The aim of this notebook is the classification of observations of space in three different categories: stars, galaxies, quasars. To do so I use data from the Sloan Digital Sky Survey Classification.
The Sloan Digital Sky Survey is a project that periodically provides data from space observations free to the public. This project specifically uses data from the RD14 data release.
For this purpose a special 2.5 m diameter telescope was built at the Apache Point Observatory in New Mexico, USA. The telescope uses a camera of 30 CCD-Chips with 2048x2048 image points each. The chips are ordered in 5 rows with 6 chips in each row. Each row observes the space through different optical filters (u, g, r, i, z) at wavelengths of approximately 354, 476, 628, 769, 925 nm.

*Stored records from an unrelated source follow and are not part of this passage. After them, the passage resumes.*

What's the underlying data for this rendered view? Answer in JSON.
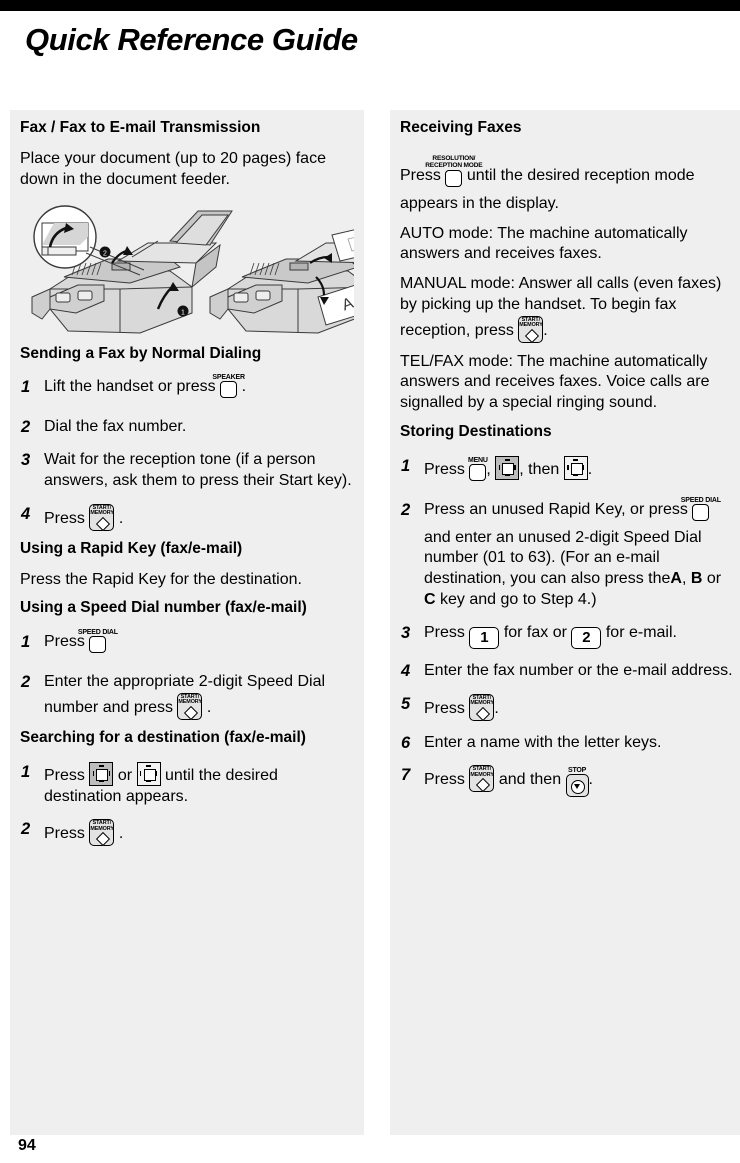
{
  "page": {
    "title": "Quick Reference Guide",
    "page_number": "94"
  },
  "keys": {
    "speaker": "SPEAKER",
    "start_memory_line1": "START/",
    "start_memory_line2": "MEMORY",
    "speed_dial": "SPEED DIAL",
    "menu": "MENU",
    "stop": "STOP",
    "resolution_line1": "RESOLUTION/",
    "resolution_line2": "RECEPTION MODE",
    "num_one": "1",
    "num_two": "2"
  },
  "left_column": {
    "section1_heading": "Fax / Fax to E-mail Transmission",
    "section1_text": "Place your document (up to 20 pages) face down in the document feeder.",
    "figure_caption_marks": [
      "1",
      "2"
    ],
    "section2_heading": "Sending a Fax by Normal Dialing",
    "section2_steps": [
      {
        "num": "1",
        "before": "Lift the handset or press",
        "after": "."
      },
      {
        "num": "2",
        "before": "Dial the fax number.",
        "after": ""
      },
      {
        "num": "3",
        "before": "Wait for the reception tone (if a person answers, ask them to press their Start key).",
        "after": ""
      },
      {
        "num": "4",
        "before": "Press",
        "after": "."
      }
    ],
    "section3_heading": "Using a Rapid Key (fax/e-mail)",
    "section3_text": "Press the Rapid Key for the destination.",
    "section4_heading": "Using a Speed Dial number (fax/e-mail)",
    "section4_steps": [
      {
        "num": "1",
        "before": "Press",
        "after": ""
      },
      {
        "num": "2",
        "before": "Enter the appropriate 2-digit Speed Dial number and press",
        "after": "."
      }
    ],
    "section5_heading": "Searching for a destination (fax/e-mail)",
    "section5_steps": [
      {
        "num": "1",
        "before": "Press",
        "mid": "or",
        "after": "until the desired destination appears."
      },
      {
        "num": "2",
        "before": "Press",
        "after": "."
      }
    ]
  },
  "right_column": {
    "section1_heading": "Receiving Faxes",
    "intro_before": "Press",
    "intro_after": "until the desired reception mode appears in the display.",
    "auto_mode": "AUTO mode: The machine automatically answers and receives faxes.",
    "manual_mode_before": "MANUAL mode: Answer all calls (even faxes) by picking up the handset. To begin fax reception, press",
    "manual_mode_after": ".",
    "telfax_mode": "TEL/FAX mode: The machine automatically answers and receives faxes. Voice calls are signalled by a special ringing sound.",
    "section2_heading": "Storing Destinations",
    "steps": [
      {
        "num": "1",
        "t1": "Press",
        "t2": ",",
        "t3": ", then",
        "t4": "."
      },
      {
        "num": "2",
        "t1": "Press an unused Rapid Key, or press",
        "t2": "and enter an unused 2-digit Speed Dial number (01 to 63). (For an e-mail destination, you can also press the",
        "k_a": "A",
        "sep1": ",",
        "k_b": "B",
        "sep2": "or",
        "k_c": "C",
        "t3": "key and go to Step 4.)"
      },
      {
        "num": "3",
        "t1": "Press",
        "t2": "for fax or",
        "t3": "for e-mail."
      },
      {
        "num": "4",
        "t1": "Enter the fax number or the e-mail address."
      },
      {
        "num": "5",
        "t1": "Press",
        "t2": "."
      },
      {
        "num": "6",
        "t1": "Enter a name with the letter keys."
      },
      {
        "num": "7",
        "t1": "Press",
        "t2": "and then",
        "t3": "."
      }
    ]
  },
  "colors": {
    "panel_bg": "#efefef",
    "page_bg": "#ffffff",
    "rule": "#000000"
  }
}
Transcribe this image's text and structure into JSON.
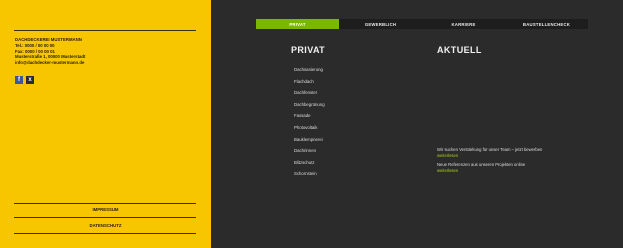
{
  "contact": {
    "lines": [
      "DACHDECKEREI MUSTERMANN",
      "Tel.: 0000 / 00 00 00",
      "Fax: 0000 / 00 00 01",
      "Musterstraße 1, 00000 Musterstadt",
      "info@dachdecker-mustermann.de"
    ]
  },
  "social": {
    "facebook": "f",
    "xing": "x"
  },
  "footer_links": {
    "impressum": "IMPRESSUM",
    "datenschutz": "DATENSCHUTZ"
  },
  "tabs": [
    "PRIVAT",
    "GEWERBLICH",
    "KARRIERE",
    "BAUSTELLENCHECK"
  ],
  "privat": {
    "heading": "PRIVAT",
    "items": [
      "Dachsanierung",
      "Flachdach",
      "Dachfenster",
      "Dachbegrünung",
      "Fassade",
      "Photovoltaik",
      "Bauklempnerei",
      "Dachrinnen",
      "Blitzschutz",
      "Schornstein"
    ]
  },
  "aktuell": {
    "heading": "AKTUELL",
    "news": [
      {
        "text": "Wir suchen Verstärkung für unser Team – jetzt bewerben",
        "link": "weiterlesen"
      },
      {
        "text": "Neue Referenzen aus unseren Projekten online",
        "link": "weiterlesen"
      }
    ]
  },
  "colors": {
    "yellow": "#f7c600",
    "green": "#7ab800",
    "dark": "#2b2b2b"
  }
}
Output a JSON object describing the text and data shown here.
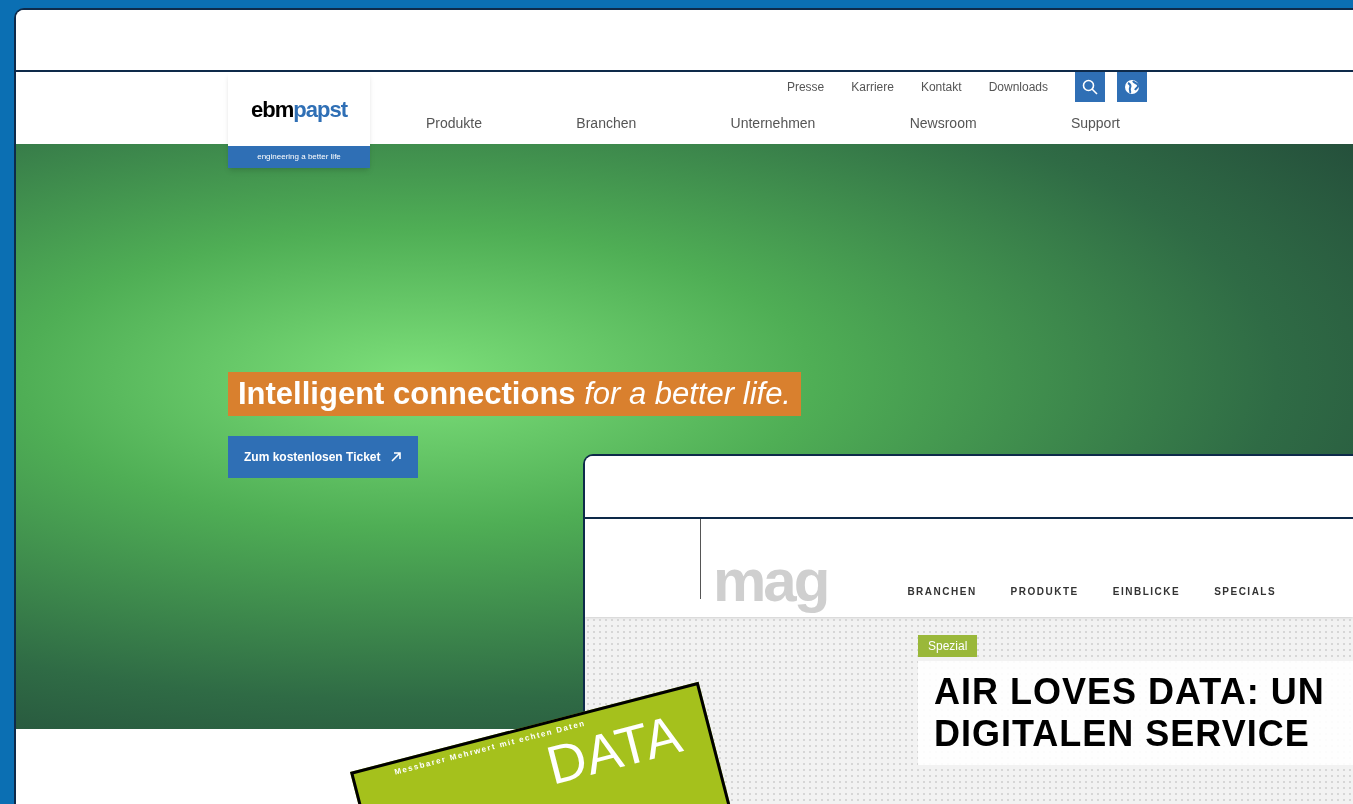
{
  "site": {
    "logo": {
      "first": "ebm",
      "second": "papst",
      "tagline": "engineering a better life"
    },
    "top_links": [
      "Presse",
      "Karriere",
      "Kontakt",
      "Downloads"
    ],
    "nav": [
      "Produkte",
      "Branchen",
      "Unternehmen",
      "Newsroom",
      "Support"
    ],
    "hero": {
      "headline": "**Intelligent connections** *for a better life.*",
      "button": "Zum kostenlosen Ticket"
    }
  },
  "card": {
    "tagline": "Messbarer Mehrwert mit echten Daten",
    "title": "DATA"
  },
  "mag": {
    "logo": "mag",
    "nav": [
      "BRANCHEN",
      "PRODUKTE",
      "EINBLICKE",
      "SPECIALS"
    ],
    "tag": "Spezial",
    "headline_lines": [
      "AIR LOVES DATA: UN",
      "DIGITALEN SERVICE"
    ]
  }
}
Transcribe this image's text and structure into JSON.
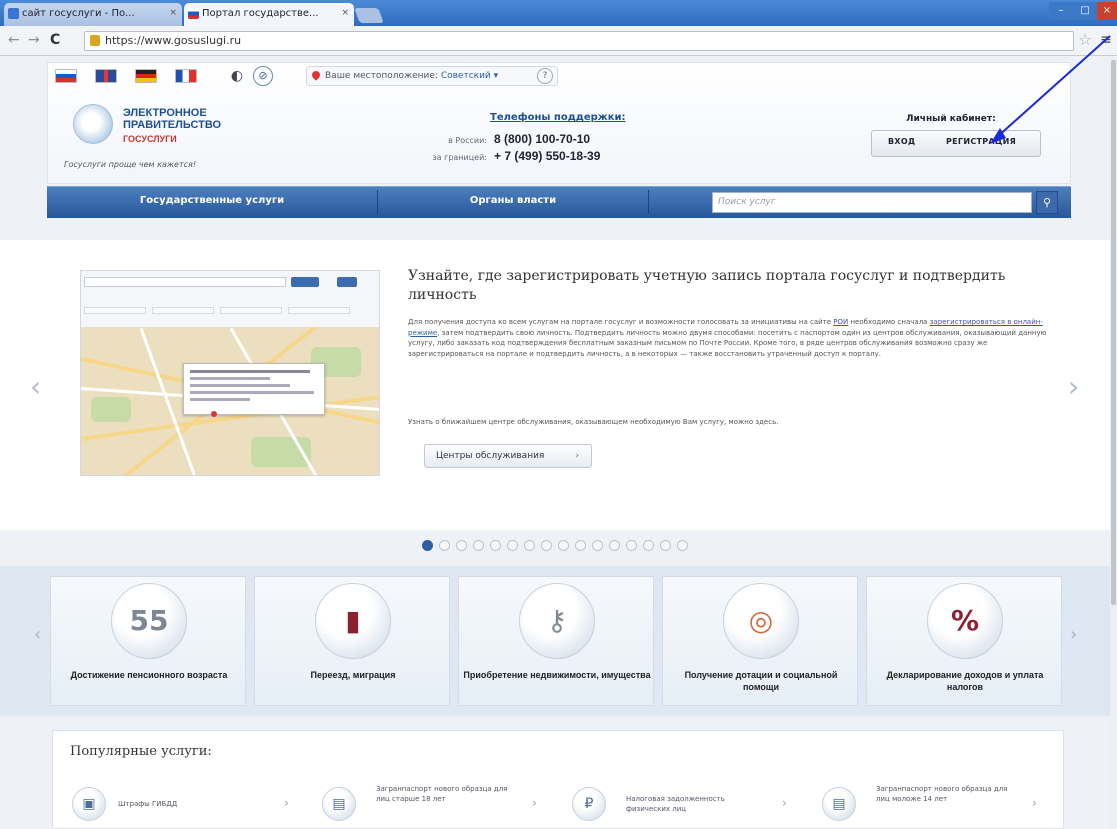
{
  "browser": {
    "tabs": [
      {
        "label": "сайт госуслуги - По..."
      },
      {
        "label": "Портал государстве..."
      }
    ],
    "url": "https://www.gosuslugi.ru"
  },
  "header": {
    "location_label": "Ваше местоположение:",
    "location_city": "Советский ▾",
    "help": "?",
    "logo": {
      "line1": "ЭЛЕКТРОННОЕ",
      "line2": "ПРАВИТЕЛЬСТВО",
      "line3": "ГОСУСЛУГИ",
      "tagline": "Госуслуги проще чем кажется!"
    },
    "phones": {
      "title": "Телефоны поддержки:",
      "russia_label": "в России:",
      "russia_number": "8 (800) 100-70-10",
      "abroad_label": "за границей:",
      "abroad_number": "+ 7 (499) 550-18-39"
    },
    "cabinet": {
      "title": "Личный кабинет:",
      "login": "ВХОД",
      "register": "РЕГИСТРАЦИЯ"
    }
  },
  "nav": {
    "items": [
      {
        "label": "Государственные услуги"
      },
      {
        "label": "Органы власти"
      }
    ],
    "search_placeholder": "Поиск услуг"
  },
  "banner": {
    "title": "Узнайте, где зарегистрировать учетную запись портала госуслуг и подтвердить личность",
    "body_part1": "Для получения доступа ко всем услугам на портале госуслуг и возможности голосовать за инициативы на сайте ",
    "body_link1": "РОИ",
    "body_part2": " необходимо сначала ",
    "body_link2": "зарегистрироваться в онлайн-режиме",
    "body_part3": ", затем подтвердить свою личность. Подтвердить личность можно двумя способами: посетить с паспортом один из центров обслуживания, оказывающий данную услугу, либо заказать код подтверждения бесплатным заказным письмом по Почте России. Кроме того, в ряде центров обслуживания возможно сразу же зарегистрироваться на портале и подтвердить личность, а в некоторых — также восстановить утраченный доступ к порталу.",
    "note": "Узнать о ближайшем центре обслуживания, оказывающем необходимую Вам услугу, можно здесь.",
    "button": "Центры обслуживания",
    "slides_total": 16,
    "slide_active": 1
  },
  "categories": [
    {
      "icon": "calendar-icon",
      "glyph": "55",
      "label": "Достижение пенсионного возраста"
    },
    {
      "icon": "passport-icon",
      "glyph": "▮",
      "label": "Переезд, миграция"
    },
    {
      "icon": "keys-icon",
      "glyph": "⚷",
      "label": "Приобретение недвижимости, имущества"
    },
    {
      "icon": "lifebuoy-icon",
      "glyph": "◎",
      "label": "Получение дотации и социальной помощи"
    },
    {
      "icon": "percent-icon",
      "glyph": "%",
      "label": "Декларирование доходов и уплата налогов"
    }
  ],
  "popular": {
    "title": "Популярные услуги:",
    "items": [
      {
        "icon": "traffic-light-icon",
        "glyph": "▣",
        "label": "Штрафы ГИБДД"
      },
      {
        "icon": "passport-icon",
        "glyph": "▤",
        "label": "Загранпаспорт нового образца для лиц старше 18 лет"
      },
      {
        "icon": "tax-icon",
        "glyph": "₽",
        "label": "Налоговая задолженность физических лиц"
      },
      {
        "icon": "passport-icon",
        "glyph": "▤",
        "label": "Загранпаспорт нового образца для лиц моложе 14 лет"
      }
    ]
  },
  "colors": {
    "brand_blue": "#26579a",
    "accent_red": "#c8352e",
    "link": "#2e5da8",
    "annotation_arrow": "#1a2bd8"
  }
}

The dataset contains the following features:
- objid = Object Identifier
- ra = J2000 Right Ascension (r-band)
- dec = J2000 Declination (r-band)
- u = better of DeV/Exp magnitude fit
- g = better of DeV/Exp magnitude fit
- r = better of DeV/Exp magnitude fit
- i = better of DeV/Exp magnitude fit
- z = better of DeV/Exp magnitude fit
- run = Run Number --> maybe
- rereun = Rerun Number --> REMOVE
- camcol = Camera column --> maybe
- field = Field number --> maybe
- specobjid = Object Identifier
- class = object class (galaxy, star or quasar object)
- redshift = Final Redshift
- plate = plate number
- mjd = MJD of observation
- fiberid = fiber ID
Some features are remove as they consist of unique identifiers or are irrelevant to the identification of celestial objects:
objid
, specobjid
,fiberid
,mjd
,plate
, rerun
, run
The following color channels are also removed, as they are highly correlated with each other and another channel:
r
, i
, z
The algorithm chosen for the classification task is XGBoost Classifier.
Optimization is acheived with a grid search and the parameters of the best performing model are:
{'gamma': 1, 'learning_rate': 0.05, 'max_depth': 6, 'min_child_weight': 1, 'n_estimators': 100}
After optimization the scores for the train and test set are, respectively 0.998 and 0.99.